Parmelina quercina is a species of foliose lichen in the large family Parmeliaceae. It is found in continental Europe.

==Taxonomy==
The lichen was first scientifically described by German botanist Carl Ludwig Willdenow in 1787, as Lichen quercinus. Finnish lichenologist Edvard August Vainio considered it better classified in Parmelia, which at the time was a large genus that contained most foliose, or so-called "parmelioid" lichens. Mason Hale transferred it (and 40 other former Parmelia species) to the newly circumscribed genus Parmelina in 1974.

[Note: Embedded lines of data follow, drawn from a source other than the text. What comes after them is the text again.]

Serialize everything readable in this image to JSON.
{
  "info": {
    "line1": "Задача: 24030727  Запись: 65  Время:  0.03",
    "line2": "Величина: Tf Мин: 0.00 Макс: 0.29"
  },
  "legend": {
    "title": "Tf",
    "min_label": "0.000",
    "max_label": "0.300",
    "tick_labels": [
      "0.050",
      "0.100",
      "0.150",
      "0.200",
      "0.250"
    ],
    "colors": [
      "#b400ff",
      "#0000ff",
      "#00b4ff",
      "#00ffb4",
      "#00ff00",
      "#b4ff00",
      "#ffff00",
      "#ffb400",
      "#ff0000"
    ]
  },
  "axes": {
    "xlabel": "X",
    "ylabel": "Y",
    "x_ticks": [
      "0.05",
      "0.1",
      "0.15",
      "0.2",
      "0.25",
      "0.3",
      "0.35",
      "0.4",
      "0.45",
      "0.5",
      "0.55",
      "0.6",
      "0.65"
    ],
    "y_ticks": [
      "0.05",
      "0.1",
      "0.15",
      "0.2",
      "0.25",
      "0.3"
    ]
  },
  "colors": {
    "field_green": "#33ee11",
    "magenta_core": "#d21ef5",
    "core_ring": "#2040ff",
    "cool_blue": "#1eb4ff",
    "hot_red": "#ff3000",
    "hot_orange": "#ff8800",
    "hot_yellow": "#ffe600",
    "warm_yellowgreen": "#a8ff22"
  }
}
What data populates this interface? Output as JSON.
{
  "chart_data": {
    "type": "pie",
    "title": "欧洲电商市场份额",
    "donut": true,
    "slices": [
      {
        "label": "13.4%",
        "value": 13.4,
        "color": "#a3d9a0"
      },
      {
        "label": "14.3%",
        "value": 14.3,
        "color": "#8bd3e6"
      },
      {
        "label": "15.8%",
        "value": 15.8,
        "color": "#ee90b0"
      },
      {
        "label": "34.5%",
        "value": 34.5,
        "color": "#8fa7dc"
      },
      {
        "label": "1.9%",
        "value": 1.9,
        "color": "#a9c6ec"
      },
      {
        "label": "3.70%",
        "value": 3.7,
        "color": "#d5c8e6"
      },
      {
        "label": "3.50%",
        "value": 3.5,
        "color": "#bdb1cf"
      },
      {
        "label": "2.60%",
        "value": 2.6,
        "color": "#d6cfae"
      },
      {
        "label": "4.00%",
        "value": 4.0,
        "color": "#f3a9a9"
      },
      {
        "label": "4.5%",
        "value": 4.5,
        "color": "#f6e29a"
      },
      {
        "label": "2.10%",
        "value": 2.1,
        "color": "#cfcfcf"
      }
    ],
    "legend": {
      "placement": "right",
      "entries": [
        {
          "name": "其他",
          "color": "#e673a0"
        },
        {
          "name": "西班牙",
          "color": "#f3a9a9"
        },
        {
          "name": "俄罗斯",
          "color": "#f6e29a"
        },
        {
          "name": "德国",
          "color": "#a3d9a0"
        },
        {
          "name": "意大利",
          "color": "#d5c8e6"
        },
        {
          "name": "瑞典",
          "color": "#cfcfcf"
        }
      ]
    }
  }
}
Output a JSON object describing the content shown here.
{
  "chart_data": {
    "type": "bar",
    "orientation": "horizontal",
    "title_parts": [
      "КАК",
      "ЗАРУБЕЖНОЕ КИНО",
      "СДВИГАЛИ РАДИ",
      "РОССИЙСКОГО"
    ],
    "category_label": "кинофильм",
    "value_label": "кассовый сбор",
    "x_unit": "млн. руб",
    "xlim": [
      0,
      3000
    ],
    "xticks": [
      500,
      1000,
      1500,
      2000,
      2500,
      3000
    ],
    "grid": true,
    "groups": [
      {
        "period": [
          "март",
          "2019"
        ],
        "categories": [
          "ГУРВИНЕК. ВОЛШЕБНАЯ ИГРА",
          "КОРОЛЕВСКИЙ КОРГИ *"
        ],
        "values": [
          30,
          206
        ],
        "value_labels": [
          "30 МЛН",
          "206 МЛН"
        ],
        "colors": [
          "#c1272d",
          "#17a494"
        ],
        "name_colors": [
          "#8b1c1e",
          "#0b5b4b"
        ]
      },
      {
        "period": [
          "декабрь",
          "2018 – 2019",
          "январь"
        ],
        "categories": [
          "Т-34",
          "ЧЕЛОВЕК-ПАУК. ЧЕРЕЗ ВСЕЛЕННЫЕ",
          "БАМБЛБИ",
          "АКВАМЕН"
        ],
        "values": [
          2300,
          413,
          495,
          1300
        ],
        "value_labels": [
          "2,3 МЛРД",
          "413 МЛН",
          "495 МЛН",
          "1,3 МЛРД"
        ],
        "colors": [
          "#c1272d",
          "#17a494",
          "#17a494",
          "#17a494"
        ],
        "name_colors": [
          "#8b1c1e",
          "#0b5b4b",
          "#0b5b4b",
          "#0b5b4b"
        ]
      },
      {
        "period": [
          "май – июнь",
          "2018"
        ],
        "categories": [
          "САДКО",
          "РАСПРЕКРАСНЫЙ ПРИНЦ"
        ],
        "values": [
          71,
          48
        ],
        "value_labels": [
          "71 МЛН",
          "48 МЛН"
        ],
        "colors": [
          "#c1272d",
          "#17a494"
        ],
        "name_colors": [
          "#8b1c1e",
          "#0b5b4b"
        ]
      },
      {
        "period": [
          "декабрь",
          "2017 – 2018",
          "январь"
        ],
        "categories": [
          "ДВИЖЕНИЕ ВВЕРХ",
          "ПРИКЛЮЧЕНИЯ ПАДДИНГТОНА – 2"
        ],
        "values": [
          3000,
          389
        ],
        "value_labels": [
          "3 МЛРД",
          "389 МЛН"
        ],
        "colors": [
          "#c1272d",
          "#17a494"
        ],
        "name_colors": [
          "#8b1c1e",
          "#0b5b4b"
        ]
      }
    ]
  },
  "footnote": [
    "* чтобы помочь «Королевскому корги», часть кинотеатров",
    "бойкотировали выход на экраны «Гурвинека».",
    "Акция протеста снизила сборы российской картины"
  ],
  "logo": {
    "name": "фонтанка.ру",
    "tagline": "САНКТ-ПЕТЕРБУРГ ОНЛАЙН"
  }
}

In 2007, molecular phylogenetic analysis was used on specimens collected from around the world, which showed that the collection of specimens being called Parmelina quercina actually represented four distinct species. Not only were they genetically distinct, but they had distinctive morphological characteristics as well as unique geographic distributions. In addition to Parmelina carporrhizans (oceanic Europe and Macaronesia), and Parmelina quercina, now restricted to continental Europe, two new species were proposed: Parmelina coleae for North America, and Parmelina elixii for Australia. The latter species has since been transferred to Austroparmelina. Because Willdenow's original specimens of Parmelina quercina, collected from "im Thiergarten & prope Tegel" in Berlin, have been lost, a neotype from Germany was designated for the taxon in 2009.